Lo scorso 2 giugno finalmente, dopo più di un anno di restrizioni a causa della pandemia, abbiamo potuto far celebrare al nostro parroco don Antonio la Santa Messa davanti alla grotta in via Muson nella “chiesa all'aperto”, come l'ha sempre definita don Aldo.
Eravamo titubanti se trovarci o meno sia per la recita del Rosario, sia per la celebrazione della Santa Messa, ma alla fine abbiamo deciso di seguire le direttive del parroco e farle entrambe.
Il Rosario, recitato solo due sere alla settimana, è stato voluto fortemente da due giovani genitori che ci tenevano tanto a non far perdere la tradizione della recita delle preghierine davanti alla Madonna alle loro figlie.
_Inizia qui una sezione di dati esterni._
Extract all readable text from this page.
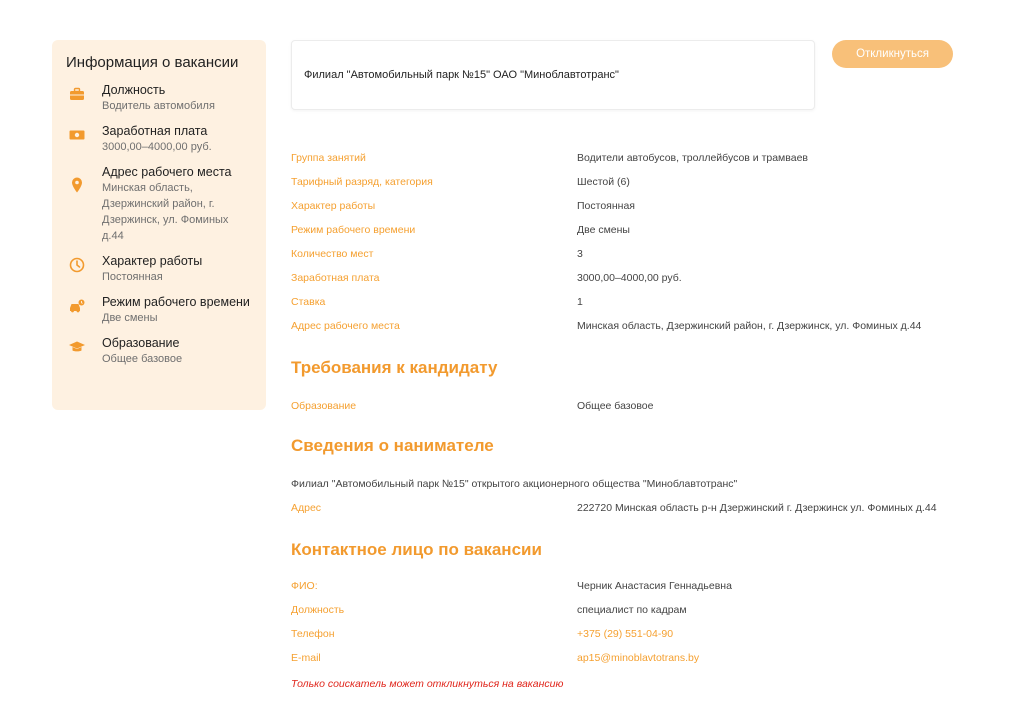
Информация о вакансии
Должность
Водитель автомобиля
Заработная плата
3000,00–4000,00 руб.
Адрес рабочего места
Минская область, Дзержинский район, г. Дзержинск, ул. Фоминых д.44
Характер работы
Постоянная
Режим рабочего времени
Две смены
Образование
Общее базовое
Филиал "Автомобильный парк №15" ОАО "Миноблавтотранс"
Откликнуться
Группа занятий	Водители автобусов, троллейбусов и трамваев
Тарифный разряд, категория	Шестой (6)
Характер работы	Постоянная
Режим рабочего времени	Две смены
Количество мест	3
Заработная плата	3000,00–4000,00 руб.
Ставка	1
Адрес рабочего места	Минская область, Дзержинский район, г. Дзержинск, ул. Фоминых д.44
Требования к кандидату
Образование	Общее базовое
Сведения о нанимателе
Филиал "Автомобильный парк №15" открытого акционерного общества "Миноблавтотранс"
Адрес	222720 Минская область р-н Дзержинский г. Дзержинск ул. Фоминых д.44
Контактное лицо по вакансии
ФИО:	Черник Анастасия Геннадьевна
Должность	специалист по кадрам
Телефон	+375 (29) 551-04-90
E-mail	ap15@minoblavtotrans.by
Только соискатель может откликнуться на вакансию
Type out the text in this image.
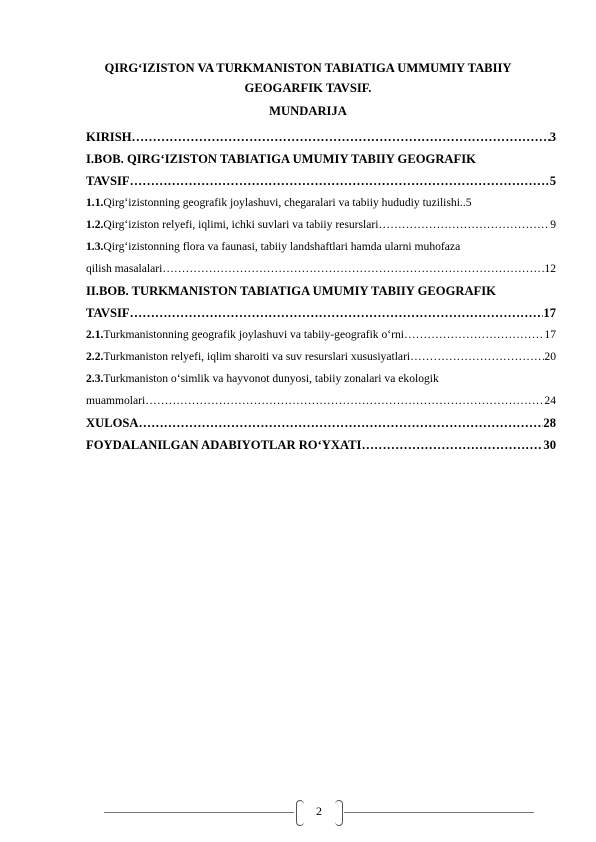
QIRG‘IZISTON VA TURKMANISTON TABIATIGA UMMUMIY TABIIY
GEOGARFIK TAVSIF.
MUNDARIJA
KIRISH ………………………………………………………………………………………………………………………………………………………………………………	3
I.BOB. QIRG‘IZISTON TABIATIGA UMUMIY TABIIY GEOGRAFIK
TAVSIF ………………………………………………………………………………………………………………………………………………………………………………	5
1.1. Qirg‘izistonning geografik joylashuvi, chegaralari va tabiiy hududiy tuzilishi.. 5
1.2. Qirg‘iziston relyefi, iqlimi, ichki suvlari va tabiiy resurslari ………………………………………………………………………………………………………………………………………………………………………………	9
1.3. Qirg‘izistonning flora va faunasi, tabiiy landshaftlari hamda ularni muhofaza
qilish masalalari ………………………………………………………………………………………………………………………………………………………………………………	12
II.BOB. TURKMANISTON TABIATIGA UMUMIY TABIIY GEOGRAFIK
TAVSIF ………………………………………………………………………………………………………………………………………………………………………………	17
2.1. Turkmanistonning geografik joylashuvi va tabiiy-geografik o‘rni ………………………………………………………………………………………………………………………………………………………………………………	17
2.2. Turkmaniston relyefi, iqlim sharoiti va suv resurslari xususiyatlari ………………………………………………………………………………………………………………………………………………………………………………	20
2.3. Turkmaniston o‘simlik va hayvonot dunyosi, tabiiy zonalari va ekologik
muammolari ………………………………………………………………………………………………………………………………………………………………………………	24
XULOSA ………………………………………………………………………………………………………………………………………………………………………………	28
FOYDALANILGAN ADABIYOTLAR RO‘YXATI ………………………………………………………………………………………………………………………………………………………………………………	30
2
Si dice sempre che si deve cercare di dare il buon esempio ai giovani perché saranno il nostro futuro, e qui nel nostro piccolo cerchiamo di farlo.
Gli appuntamenti del Rosario, qui davanti alla grotta, sono sempre stati suddivisi in due momenti, per cercare d’invogliare a venire anche i più giovani: la prima mezz’oretta ci disponevamo tutti raccolti in semicerchio davanti a Maria per pregare con Lei, poi gli adulti chiacchieravano e i più piccoli giocavano sull'altalena o tra di loro.
Rispettando tutte le varie norme anti-Covid, mercoledì 2 giugno abbiamo celebrato assieme al nostro parroco don Antonio la Santa Messa di fine Rosario che si è conclusa con il rito della benedizione delle campagne e delle croci di legno fatte da Duilio, croci che ogni partecipante ha potuto portare a casa al termine della celebrazione.
D’accordo con il Gruppo Missioni e Solidarietà, visto che non c'erano esigenze particolari da parte dei nostri missionari, abbiamo deciso di donare le offerte raccolte in questa Santa Messa al nostro asilo di Loreggia, visto che a causa del Covid e per cercare di fare ammalare il meno possibile i bambini, non è stato possibile organizzare nessuna festa o iniziativa conviviale per far fronte alle numerose spese. Le offerte raccolte, 300 euro, sono state consegnate alla direttrice e verranno usate per acquistare materiale didattico per i nostri figli, nipoti, cugini, vicini di casa …
Al termine della liturgia ci siamo spostati nella tradizionale zona conviviale dove in forma un po' ridotta abbiamo degustato ciliege e strudel con bibite varie e chiacchierato, conoscendo un po' di più il nostro parroco.
Nell’attesa e speranza di poterci ritrovare l’11 febbraio, Madonna di Lourdes e giornata dell’ammalato, nuovamente tutti assieme qui a pregare con Maria.